Simultaneous GDNF and BDNF application leads to increased motoneuron survival and improved functional outcome in an experimental model for obstetric brachial plexus lesions

• Published in: Plastic and reconstructive surgery (1963) Vol. 110; no. 4; p. 1066
• Main Authors: Aszmann, Oskar C, Korak, Klaus J, Kropf, Nina, Fine, Eric, Aebischer, Patrick, Frey, Manfred
• Format: Journal Article
• Language: English
• Published: United States 15.09.2002
• Subjects: Animals; Animals, Newborn; Brachial Plexus Neuropathies - drug therapy; Brachial Plexus Neuropathies - physiopathology; Brain-Derived Neurotrophic Factor - administration & dosage; Brain-Derived Neurotrophic Factor - pharmacology; Brain-Derived Neurotrophic Factor - therapeutic use; Disease Models, Animal; Female; Glial Cell Line-Derived Neurotrophic Factor; Motor Neurons - drug effects; Nerve Growth Factors - administration & dosage; Nerve Growth Factors - pharmacology; Nerve Growth Factors - therapeutic use; Nerve Tissue Proteins - administration & dosage; Nerve Tissue Proteins - pharmacology; Nerve Tissue Proteins - therapeutic use; Paralysis, Obstetric; Rats; Rats, Sprague-Dawley
• ISSN: 0032-1052
• DOI: 10.1097/00006534-200209150-00010

Motoneurons of the neonate rat respond to proximal axonal injury with morphologic and functional changes and ultimately with neuronal death. Recent studies showed that both glial cell-line-derived neurotrophic factor (GDNF) and brain-derived neurotrophic factor (BDNF) reduce induced degeneration of motoneurons after axotomy and avulsion.

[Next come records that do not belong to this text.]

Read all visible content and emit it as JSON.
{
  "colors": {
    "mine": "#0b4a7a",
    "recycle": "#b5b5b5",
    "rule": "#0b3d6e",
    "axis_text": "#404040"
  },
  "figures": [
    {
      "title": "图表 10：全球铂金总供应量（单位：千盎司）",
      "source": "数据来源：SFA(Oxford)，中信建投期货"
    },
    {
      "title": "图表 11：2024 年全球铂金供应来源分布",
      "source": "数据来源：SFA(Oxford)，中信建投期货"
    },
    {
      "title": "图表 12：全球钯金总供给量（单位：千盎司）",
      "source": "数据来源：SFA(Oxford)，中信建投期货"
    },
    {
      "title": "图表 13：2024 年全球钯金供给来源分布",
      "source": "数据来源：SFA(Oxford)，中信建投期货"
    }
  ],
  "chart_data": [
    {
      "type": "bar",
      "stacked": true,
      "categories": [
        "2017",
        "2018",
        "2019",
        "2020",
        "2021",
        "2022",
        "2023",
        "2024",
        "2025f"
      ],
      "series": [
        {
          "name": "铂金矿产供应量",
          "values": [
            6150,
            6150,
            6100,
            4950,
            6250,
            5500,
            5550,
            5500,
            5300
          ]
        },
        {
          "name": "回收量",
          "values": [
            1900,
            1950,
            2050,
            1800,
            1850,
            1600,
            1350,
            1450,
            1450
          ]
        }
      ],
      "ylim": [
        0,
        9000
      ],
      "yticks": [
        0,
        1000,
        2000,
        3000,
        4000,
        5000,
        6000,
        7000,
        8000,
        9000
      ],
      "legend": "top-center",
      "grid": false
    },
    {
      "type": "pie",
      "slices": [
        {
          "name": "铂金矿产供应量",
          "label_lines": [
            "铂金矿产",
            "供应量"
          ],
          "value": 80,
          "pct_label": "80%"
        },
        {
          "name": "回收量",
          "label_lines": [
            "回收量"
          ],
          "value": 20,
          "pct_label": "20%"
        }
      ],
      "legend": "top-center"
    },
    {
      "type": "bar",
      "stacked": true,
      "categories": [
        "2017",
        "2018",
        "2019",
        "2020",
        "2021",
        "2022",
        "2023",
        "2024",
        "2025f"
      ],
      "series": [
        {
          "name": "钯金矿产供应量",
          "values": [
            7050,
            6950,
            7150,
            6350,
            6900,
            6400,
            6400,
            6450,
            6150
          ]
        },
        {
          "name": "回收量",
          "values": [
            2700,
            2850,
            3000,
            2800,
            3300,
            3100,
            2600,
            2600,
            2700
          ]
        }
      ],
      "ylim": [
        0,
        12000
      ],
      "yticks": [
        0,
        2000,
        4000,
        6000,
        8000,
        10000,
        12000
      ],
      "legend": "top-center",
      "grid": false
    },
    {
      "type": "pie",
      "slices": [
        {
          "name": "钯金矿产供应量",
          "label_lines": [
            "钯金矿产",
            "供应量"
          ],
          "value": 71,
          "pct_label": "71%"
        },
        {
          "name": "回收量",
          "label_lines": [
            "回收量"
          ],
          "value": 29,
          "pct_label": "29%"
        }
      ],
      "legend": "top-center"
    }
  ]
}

Whether rescued motoneurons are functionally intact has been argued. In the present investigation, the authors have used a proximal crush lesion of the brachial plexus in neonatal rats as the experimental model of neuronal injury. This allowed the authors to study the effects of trophic factor administration on injured motoneurons and the relationship between motoneuron survival and extremity function. Trophic factors were locally released by small polymer implants in a low-dose slow-release mode. Six groups of 10 animals were prepared: BDNF, GDNF, GDNF/BDNF, control, sham, and normals. The number of surviving motoneurons was determined by retrograde tracer techniques using Fluorogold and Fastblue. Extremity function was quantitatively evaluated with functional muscle testing at day 56. The results of this study demonstrate that trophic factors applied separately had no effect, whereas combined trophic factor application (GDNF/BDNF group) had a dramatic rescue effect on motoneuron survival as compared with the control groups, which also effected significantly greater strength. The authors conclude that a combination of trophic factors leads to enhanced motoneuron survival, with improved voluntary function as the animal enters adulthood so that exogenous trophic support of motoneurons might have a role in the treatment of all types of severe neonatal plexopathies, maintaining the viability of motoneurons until reconstructive surgery provides them with a pathway for regeneration and endogenous trophic support.